Cette publicité, à laquelle ils sont voués par leur constitution, n’est pas sans porter parfois préjudice aux établissemens de crédit : ils en tirent pourtant grande force en ce que, manœuvrant sous les yeux de leurs actionnaires, de leurs cliens et de leurs rivaux, ils ont dû resserrer leur gestion et leur comptabilité, afin de ne pas donner prise aux critiques. A mesure qu’ils grandissent en effet, grossit le mécontentement des intermédiaires, qu’ils suppriment, et les intérêts menacés par leur marche se coalisent pour leur barrer la route. Un avantage encore de ces vastes usines où l’argent, manipulé sans cesse, entre et sort sans se reposer jamais, est de recueillir les parcelles de capitaux sans emploi pour les mettre à bas prix au service de ceux qui les font valoir. Par là leur action a été immense sur le loyer des fonds de roulement du commerce. Elles ne jouent pas d’autre part un moindre rôle dans ce que l’on peut nommer la colonisation pécuniaire. Leurs agences, qui se ramifient chaque jour, sont les postes avancés de l’argent français et par là même de l’influence française.

Les ressources sont de deux sortes : le capital souscrit par les actionnaires, les dépôts de fonds à vue ou à échéance fixe.
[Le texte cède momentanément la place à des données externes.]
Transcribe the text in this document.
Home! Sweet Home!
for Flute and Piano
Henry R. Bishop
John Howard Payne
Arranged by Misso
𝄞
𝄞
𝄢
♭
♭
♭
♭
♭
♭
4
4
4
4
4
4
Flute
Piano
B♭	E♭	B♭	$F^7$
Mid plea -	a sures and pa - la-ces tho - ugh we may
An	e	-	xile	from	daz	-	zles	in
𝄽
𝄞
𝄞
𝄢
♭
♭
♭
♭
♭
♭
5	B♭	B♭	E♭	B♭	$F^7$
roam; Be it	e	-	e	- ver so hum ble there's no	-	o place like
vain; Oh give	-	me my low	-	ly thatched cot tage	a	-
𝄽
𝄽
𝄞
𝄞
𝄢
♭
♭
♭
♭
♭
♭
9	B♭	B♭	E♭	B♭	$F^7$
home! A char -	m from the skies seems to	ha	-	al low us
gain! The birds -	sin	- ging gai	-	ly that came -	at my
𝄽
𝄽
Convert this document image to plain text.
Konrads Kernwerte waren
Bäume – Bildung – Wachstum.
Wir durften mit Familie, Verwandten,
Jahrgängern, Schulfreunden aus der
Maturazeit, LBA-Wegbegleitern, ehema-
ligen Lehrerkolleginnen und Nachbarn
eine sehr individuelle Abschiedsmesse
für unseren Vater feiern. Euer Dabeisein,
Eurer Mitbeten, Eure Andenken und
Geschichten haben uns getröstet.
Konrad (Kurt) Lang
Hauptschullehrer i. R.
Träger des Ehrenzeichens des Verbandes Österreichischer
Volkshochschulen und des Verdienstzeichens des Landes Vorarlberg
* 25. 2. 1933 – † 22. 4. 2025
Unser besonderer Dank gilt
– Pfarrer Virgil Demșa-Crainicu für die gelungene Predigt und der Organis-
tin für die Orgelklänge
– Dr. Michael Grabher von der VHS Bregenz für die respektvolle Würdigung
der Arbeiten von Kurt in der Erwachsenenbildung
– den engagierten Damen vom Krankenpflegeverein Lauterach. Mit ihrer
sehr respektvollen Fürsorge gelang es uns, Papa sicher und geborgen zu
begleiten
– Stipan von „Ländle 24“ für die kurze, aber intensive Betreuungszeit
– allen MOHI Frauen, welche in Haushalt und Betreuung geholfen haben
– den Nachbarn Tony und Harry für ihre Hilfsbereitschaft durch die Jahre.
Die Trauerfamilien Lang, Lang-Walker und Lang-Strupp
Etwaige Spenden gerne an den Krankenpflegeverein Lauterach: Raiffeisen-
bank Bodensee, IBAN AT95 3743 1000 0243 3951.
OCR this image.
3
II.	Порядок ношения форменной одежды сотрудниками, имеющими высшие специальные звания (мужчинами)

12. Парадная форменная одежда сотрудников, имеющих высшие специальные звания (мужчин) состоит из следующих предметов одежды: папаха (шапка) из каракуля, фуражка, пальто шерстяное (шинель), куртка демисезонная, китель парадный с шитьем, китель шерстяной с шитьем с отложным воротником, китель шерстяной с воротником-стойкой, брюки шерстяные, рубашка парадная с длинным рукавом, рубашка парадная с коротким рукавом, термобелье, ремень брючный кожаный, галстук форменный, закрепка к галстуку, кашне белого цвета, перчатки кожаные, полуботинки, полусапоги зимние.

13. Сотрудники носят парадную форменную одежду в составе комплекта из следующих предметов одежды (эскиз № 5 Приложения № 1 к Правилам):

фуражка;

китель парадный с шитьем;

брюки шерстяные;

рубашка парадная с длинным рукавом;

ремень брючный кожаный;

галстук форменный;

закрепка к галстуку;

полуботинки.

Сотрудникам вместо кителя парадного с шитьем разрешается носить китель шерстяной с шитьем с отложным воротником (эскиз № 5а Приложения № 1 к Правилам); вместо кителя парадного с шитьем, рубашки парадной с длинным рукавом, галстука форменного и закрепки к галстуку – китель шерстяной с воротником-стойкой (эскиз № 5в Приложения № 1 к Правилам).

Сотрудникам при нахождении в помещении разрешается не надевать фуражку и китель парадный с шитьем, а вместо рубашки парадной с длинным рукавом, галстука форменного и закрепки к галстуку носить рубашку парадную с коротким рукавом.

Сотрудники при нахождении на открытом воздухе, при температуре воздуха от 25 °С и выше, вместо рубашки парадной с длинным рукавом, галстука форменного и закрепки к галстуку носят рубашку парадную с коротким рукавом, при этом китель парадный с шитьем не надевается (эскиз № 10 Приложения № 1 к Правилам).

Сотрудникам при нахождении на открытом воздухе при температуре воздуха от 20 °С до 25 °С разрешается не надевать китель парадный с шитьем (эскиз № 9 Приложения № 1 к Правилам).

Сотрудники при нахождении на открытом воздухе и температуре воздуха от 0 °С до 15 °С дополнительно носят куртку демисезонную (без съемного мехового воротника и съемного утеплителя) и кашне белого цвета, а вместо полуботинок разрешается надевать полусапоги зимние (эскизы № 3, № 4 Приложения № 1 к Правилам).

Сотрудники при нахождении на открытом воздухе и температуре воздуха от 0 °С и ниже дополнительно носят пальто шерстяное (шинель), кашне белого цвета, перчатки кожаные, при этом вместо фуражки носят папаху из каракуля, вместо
Du premier, les directeurs peuvent disposer à leur guise, en spéculations multiples, seules susceptibles de procurer de gros bénéfices, mais capables aussi de causer de forts mécomptes. La plupart se bornent à consentir à leur clientèle, sur ces fonds sans emploi, des prêts qui s’élèvent, dans les quatre principales sociétés, à 450 millions environ. Ces sommes, aux yeux de la banque, ne sont pas immobilisées : elles permettent aux industriels de payer des marchandises qu’ils emmagasinent, à certaines époques de l’année, pour les écouler ensuite après les avoir plus ou moins transformées.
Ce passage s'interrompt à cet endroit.